Actor breaks down over vaccine injury: ‘Easier to just die’

Australian actor and fitness model Barry Duffield became emotional during a recent interview when he revealed that he was diagnosed with Parkinson’s disease following the COVID-19 injections.

Duffield, who is often chosen for roles due to his bodybuilder physique, rose to fame for his role in the hit show Spartacus. The actor’s nutritious and healthy lifestyle kept him occupied during lockdowns, when he would work out six days a week in his home gym, sometimes twice a day.

But Hollywood’s vaccine mandate did not spare the healthy. The 61-year-old actor, who says he had never been to the hospital, told FreeNZ’s Liz Gunn last month that he originally resisted the shots because he felt safe with a “98.4% chance of survival” from COVID-19. He also noted that most COVID deaths were among the elderly and infirm.

Nevertheless, Duffield was forced to take the injections. He “cruised through” his first shot.
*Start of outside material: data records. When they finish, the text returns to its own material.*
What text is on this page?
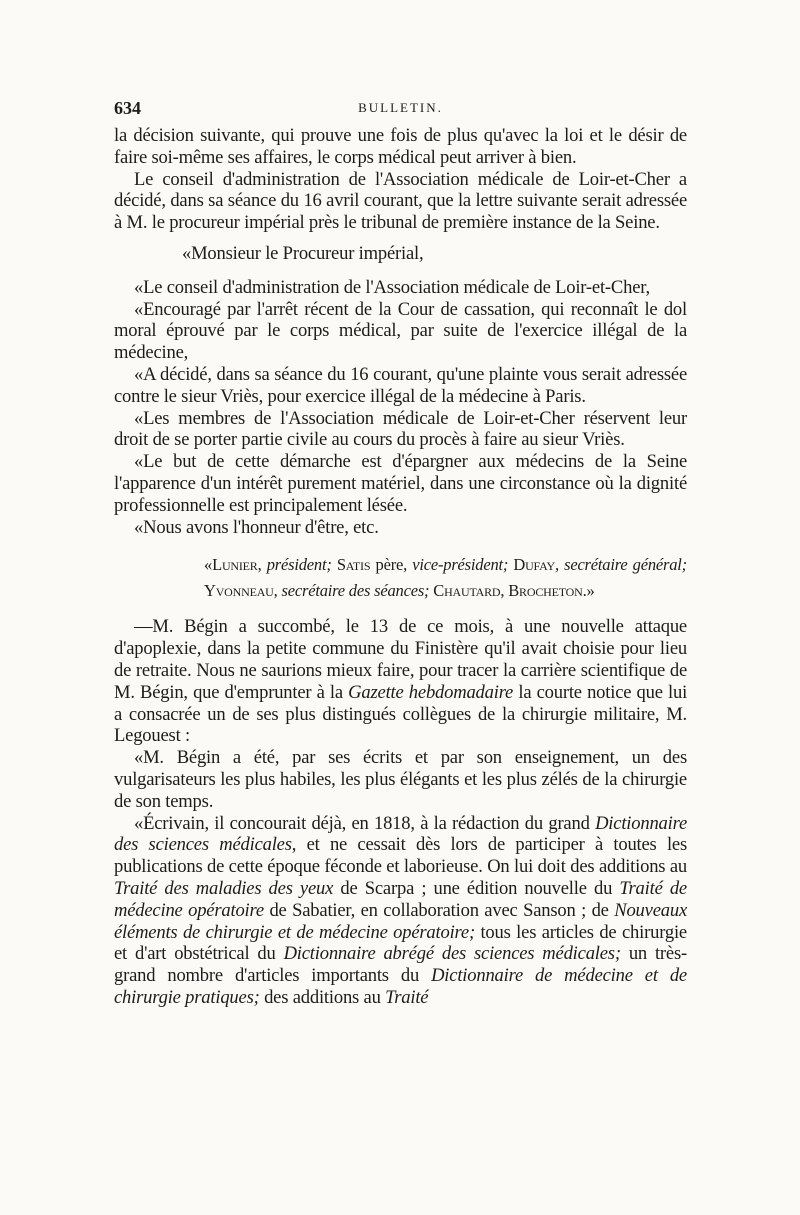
634	BULLETIN.

la décision suivante, qui prouve une fois de plus qu'avec la loi et le désir de faire soi-même ses affaires, le corps médical peut arriver à bien.

Le conseil d'administration de l'Association médicale de Loir-et-Cher a décidé, dans sa séance du 16 avril courant, que la lettre suivante serait adressée à M. le procureur impérial près le tribunal de première instance de la Seine.

«Monsieur le Procureur impérial,

«Le conseil d'administration de l'Association médicale de Loir-et-Cher,

«Encouragé par l'arrêt récent de la Cour de cassation, qui reconnaît le dol moral éprouvé par le corps médical, par suite de l'exercice illégal de la médecine,

«A décidé, dans sa séance du 16 courant, qu'une plainte vous serait adressée contre le sieur Vriès, pour exercice illégal de la médecine à Paris.

«Les membres de l'Association médicale de Loir-et-Cher réservent leur droit de se porter partie civile au cours du procès à faire au sieur Vriès.

«Le but de cette démarche est d'épargner aux médecins de la Seine l'apparence d'un intérêt purement matériel, dans une circonstance où la dignité professionnelle est principalement lésée.

«Nous avons l'honneur d'être, etc.

«Lunier, président; Satis père, vice-président; Dufay, secrétaire général; Yvonneau, secrétaire des séances; Chautard, Brocheton.»

—M. Bégin a succombé, le 13 de ce mois, à une nouvelle attaque d'apoplexie, dans la petite commune du Finistère qu'il avait choisie pour lieu de retraite. Nous ne saurions mieux faire, pour tracer la carrière scientifique de M. Bégin, que d'emprunter à la Gazette hebdomadaire la courte notice que lui a consacrée un de ses plus distingués collègues de la chirurgie militaire, M. Legouest :

«M. Bégin a été, par ses écrits et par son enseignement, un des vulgarisateurs les plus habiles, les plus élégants et les plus zélés de la chirurgie de son temps.

«Écrivain, il concourait déjà, en 1818, à la rédaction du grand Dictionnaire des sciences médicales, et ne cessait dès lors de participer à toutes les publications de cette époque féconde et laborieuse. On lui doit des additions au Traité des maladies des yeux de Scarpa ; une édition nouvelle du Traité de médecine opératoire de Sabatier, en collaboration avec Sanson ; de Nouveaux éléments de chirurgie et de médecine opératoire; tous les articles de chirurgie et d'art obstétrical du Dictionnaire abrégé des sciences médicales; un très-grand nombre d'articles importants du Dictionnaire de médecine et de chirurgie pratiques; des additions au Traité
Within a day after his second dose, Duffield was unable to rise from his seat. His legs filled up with fluid so that his skin puffed over his socks. He developed a “block gag reflex” where air would become trapped underneath his diaphragm if he performed even light cardio, and he had to move in different positions to release the air. He suffered headaches, heart palpitations, and “crawling skin” — which he describes as a sensation of ants crawling underneath his back and arms — which continues to this day.

In the midst of these symptoms, Duffield barely noticed when the tremors started. At first one finger began shaking, which he thought was connected to a motocross accident he had been in previously. But then it spread to his other fingers and traveled up his arm. Physicians immediately diagnosed him with Parkinson’s.

The tremors persist to this day, and Duffield says that when he becomes emotional, his arm “flaps like a fish”. An intense dream will trigger wild movements that wake up his wife.

Doctors told Duffield that he was simply suffering a coincidence. The condition he developed within hours of the vaccine was likely caused by recreational drugs and steroids he took many years prior, they said. When he showed his doctor that the vaccine and his condition occurred within a day of each other, his doctor laughed him off.

“I really want to believe that they’re suppressed,” Duffield said of the doctors. But the gaslighting continued.

He went in for a cardiac MRI and they had to keep packing material in the machine with Duffield to keep his arm from moving.

“There was this really great nurse,” he recalled. “And she came up and she just held me. And she started talking to me and she said, ‘Is this Parkinson’s?’ And I said ‘No’. I told her my story and I said, ‘I can’t definitively say it is, which is really making me crazy because every time I talk to someone they’re trying to tell me that it’s not. That everything I’ve gone through is not what I think it is. That everything I’ve gone through is not attached to the timeline.’

“And she looked at me straight in the eye and she said, ‘Barry, I see hundreds of people coming through these doors that have exactly the same as you, so you’re not crazy’,” the actor said as he became emotional. 

“I just feel terrified, to tell you the truth,” he told Gunn as his breath caught. “Half of my day is in terror. And I don’t know what’s coming next.”

“Sometimes, thinking about it — it’d honestly be easier to just die,” he continued before wiping his eyes.

Duffield was prescribed Sinemet for the Parkinson’s, which came with dangerous side effects. One day, he failed to recognize himself. “Who the f*ck are you?” he asked himself in the mirror. He walked past his wife, took a Sinemet and two sleeping pills, hoping he would sleep it off.

He woke up fourteen hours later in the ICU and learned that he had swallowed the entire bottle of sleeping pills and tried to hang himself.

While he has since stopped taking Sinemet and refused antidepressants, Duffield is undergoing short-dose, long-term ivermectin treatment but won’t name his doctor. “They’ll probably try to jail them and me,” he said with a smirk.

But the psychological struggle is almost too much for him to bear. “I don’t see any fear in death. I think maybe if I got hit by a bus tomorrow it would be an end to the pain,” Duffield said as he wept.

The actor and screenwriter related his story in an emotional interview last year for Truth-a-Thon. A week later, he was dropped by his agent.